Is thin beautiful?

A radical new approach to curing girls obsessed with their figures

 
Published: Thursday 31 August 2000

Waistedfor reasons that are unclear, some people especially young women develop potentially life-threatening eating disorders called bulimia nervosa and anorexia nervosa . People with bulimia , indulge in eating binges (episodes of eating large amounts of food) and purging (getting rid of the food by vomiting or using laxatives). People with anorexia, called anorexics, severely limit their food intake. About half of them also have bulimia symptoms. There is no prescribed treatment for the two conditions. But, scientists have now found that the best therapy for these disorders could be provided by specially-trained parents.

The hype over events such as fashion shows and the resulting publicity, fame and money has created a tremendous craze among young girls to be figure conscious. Between 1922 to 1999 winners of Miss America pageants showed a height increase of 2 per cent and a weight decrease of 12 per cent setting a global trend for thin is beautiful.

Defects in key chemical messengers in the brain may also contribute to the development of these disorders or their persistence. Many girls frequently find their condition progressing towards bulimia where they go on a binge and vomit as many as 20 times a day.
Most people find it difficult to stop their bulimic or anorexic behaviour without professional help. If untreated, the disorders may become chronic and lead to severe health problems, even death. Thousands of teenagers die every year. There are no medicines approved specifically for bulimia or anorexia , but several, including some antidepressants, are still being investigated.
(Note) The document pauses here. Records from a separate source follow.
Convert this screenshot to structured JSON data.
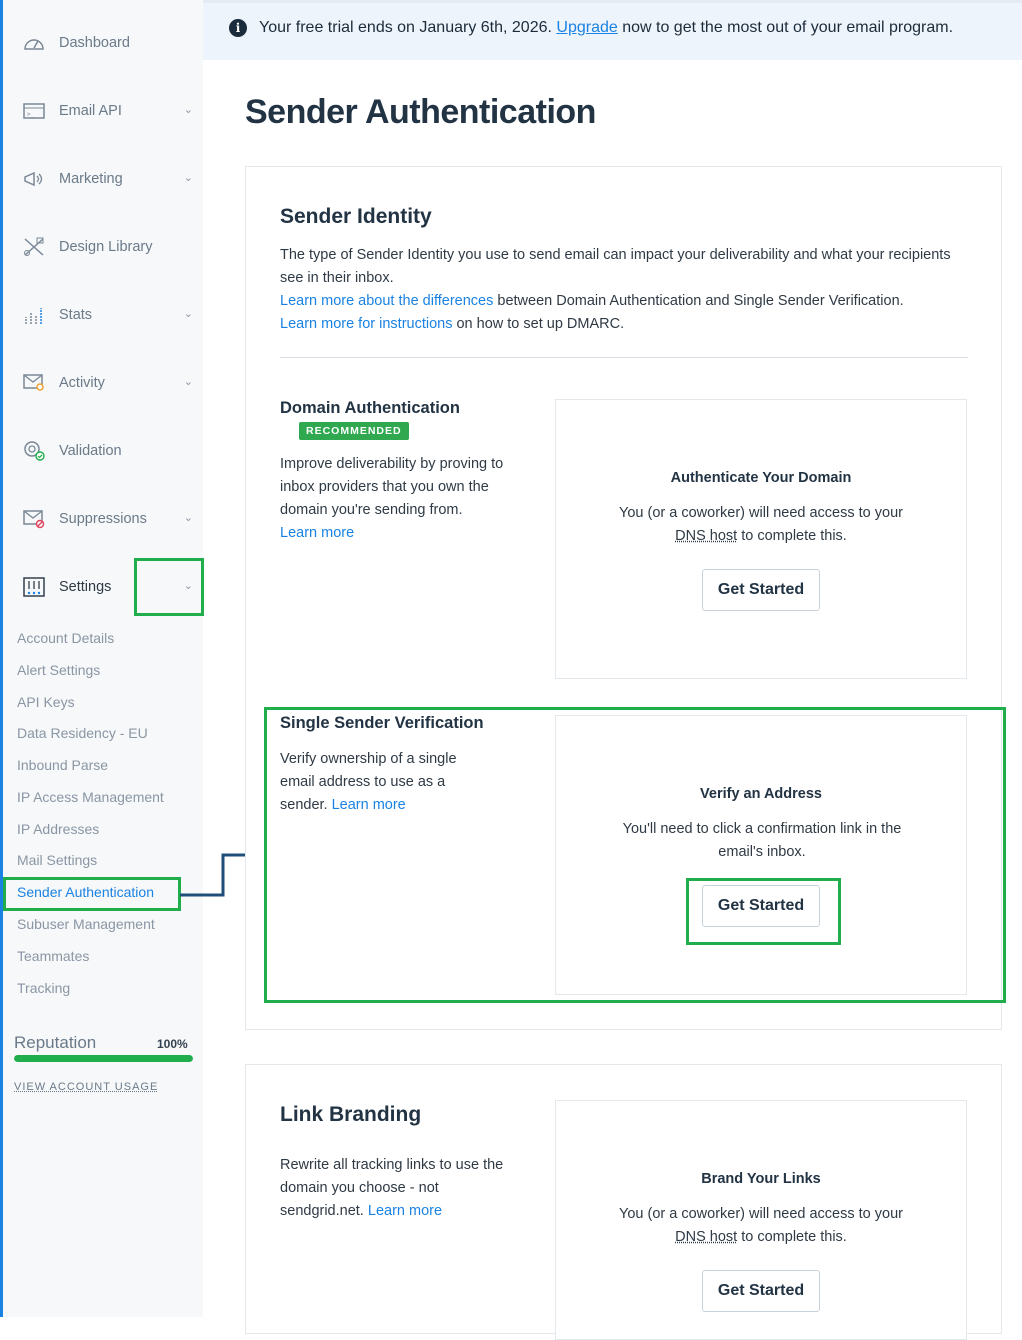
{
  "banner": {
    "text_before": "Your free trial ends on January 6th, 2026. ",
    "link": "Upgrade",
    "text_after": " now to get the most out of your email program."
  },
  "sidebar": {
    "items": [
      {
        "label": "Dashboard",
        "icon": "gauge-icon"
      },
      {
        "label": "Email API",
        "icon": "terminal-icon"
      },
      {
        "label": "Marketing",
        "icon": "megaphone-icon"
      },
      {
        "label": "Design Library",
        "icon": "design-tools-icon"
      },
      {
        "label": "Stats",
        "icon": "bar-chart-icon"
      },
      {
        "label": "Activity",
        "icon": "envelope-search-icon"
      },
      {
        "label": "Validation",
        "icon": "at-check-icon"
      },
      {
        "label": "Suppressions",
        "icon": "envelope-block-icon"
      },
      {
        "label": "Settings",
        "icon": "sliders-icon"
      }
    ],
    "settings_sub": [
      "Account Details",
      "Alert Settings",
      "API Keys",
      "Data Residency - EU",
      "Inbound Parse",
      "IP Access Management",
      "IP Addresses",
      "Mail Settings",
      "Sender Authentication",
      "Subuser Management",
      "Teammates",
      "Tracking"
    ],
    "reputation": {
      "label": "Reputation",
      "value_text": "100%",
      "value": 1.0
    },
    "usage_link": "VIEW ACCOUNT USAGE"
  },
  "page_title": "Sender Authentication",
  "sender_identity": {
    "title": "Sender Identity",
    "desc": "The type of Sender Identity you use to send email can impact your deliverability and what your recipients see in their inbox.",
    "line2_link": "Learn more about the differences",
    "line2_rest": " between Domain Authentication and Single Sender Verification.",
    "line3_link": "Learn more for instructions",
    "line3_rest": " on how to set up DMARC."
  },
  "domain_auth": {
    "title": "Domain Authentication",
    "badge": "RECOMMENDED",
    "desc": "Improve deliverability by proving to inbox providers that you own the domain you're sending from.",
    "learn_more": "Learn more",
    "panel_title": "Authenticate Your Domain",
    "panel_desc_1": "You (or a coworker) will need access to your",
    "panel_dns": "DNS host",
    "panel_desc_2": " to complete this.",
    "button": "Get Started"
  },
  "single_sender": {
    "title": "Single Sender Verification",
    "desc": "Verify ownership of a single email address to use as a sender. ",
    "learn_more": "Learn more",
    "panel_title": "Verify an Address",
    "panel_desc": "You'll need to click a confirmation link in the email's inbox.",
    "button": "Get Started"
  },
  "link_branding": {
    "title": "Link Branding",
    "desc": "Rewrite all tracking links to use the domain you choose - not sendgrid.net. ",
    "learn_more": "Learn more",
    "panel_title": "Brand Your Links",
    "panel_desc_1": "You (or a coworker) will need access to your",
    "panel_dns": "DNS host",
    "panel_desc_2": " to complete this.",
    "button": "Get Started"
  },
  "colors": {
    "accent": "#1a82e2",
    "highlight": "#1fae4b",
    "arrow": "#1f4e79"
  }
}
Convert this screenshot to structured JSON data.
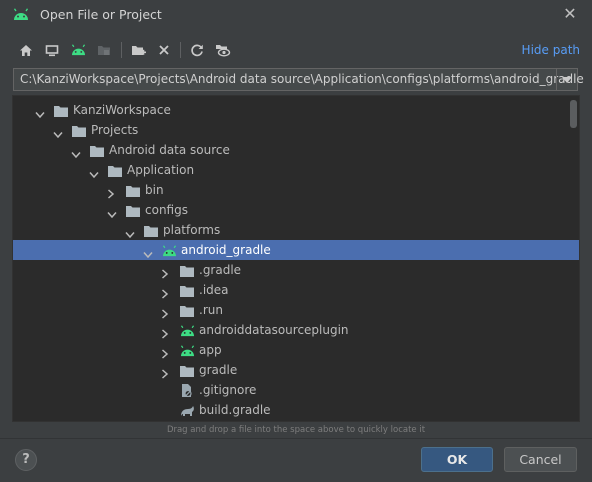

Early treatment is vital and can be life-saving. As the disorder becomes more entrenched, its damage becomes less reversible. For years, parents of anorexic girls have been told to avoid arguments over food and give up their unsuccessful battle for control over their daughters' bodies. But the trend is changing. One such couple walked into the Children's Hospital of Michigan recently with their bone-thin daughter. Patricia T Siegel, a pediatric psychologist at Children's Hospital in Detroit, decided to try out a new therapy with food as a medicine which the parents had to administer under the guidance of doctors.

Their child had starved herself down to 39 kg. To save her life, therapists put her parents in charge of preparing and dispensing meals planned by a dietician. The kid was never forced to eat -- that was the girl's responsibility. Siegel trained the parents how to use behavioural incentives to subtly encourage her to eat. And when she tipped the scales at 45 kg -- not an easy task with a girl who was often hostile and deceptive -- Siegel coached the parents to hang on. "The therapist needs to convey to the parents that he or she will see them through this and keep them in control of their daughter," Siegel says. Once their daughter achieved her target weight of 52 kg, the focus of therapy shifted gears. Siegel began to concentrate on family issues that would keep the child healthy.

The use of parents as tools in treating adolescent anorexia , a radical new approach, was presented by Siegal at the Ninth International Conference on Eating Disorders held in New York city this summer. The conventional wisdom has been that family conflict sets the stage for teenage eating disorders, so therapists usually counselled parents to steer clear and allow teens to take charge of their recovery. But a growing number of therapists now feel that specially trained parents are perhaps the most effective cure.

This approach to treating anorexia made headlines recently after Arthur L Robin published findings of a long-term study . Robin, a professor of Psychiatry and Behavioural Neurosciences at Wayne State University, and his colleagues studies 37 girls. Eighteen of them were treated in individual therapy sessions; their parents were counselled separately and told to give up cajoling or ordering their daughters to eat. The other 19 girls and their parents jointly with therapists who put the parents in charge of their daughters' eating. ( Journal of the American Academy of Child and Adolescent Psychiatry , December 1999).

The majority of girls in both groups responded well to treatment: 70 per cent reached their target weight. But the girls whose parents were trained to oversee their food gained weight faster and gained more weight. One year later, even more of those girls had reached healthy weights. It's true that family problems often contribute to anorexia , Robin says, but it's also true that parents can become a therapist's best allies.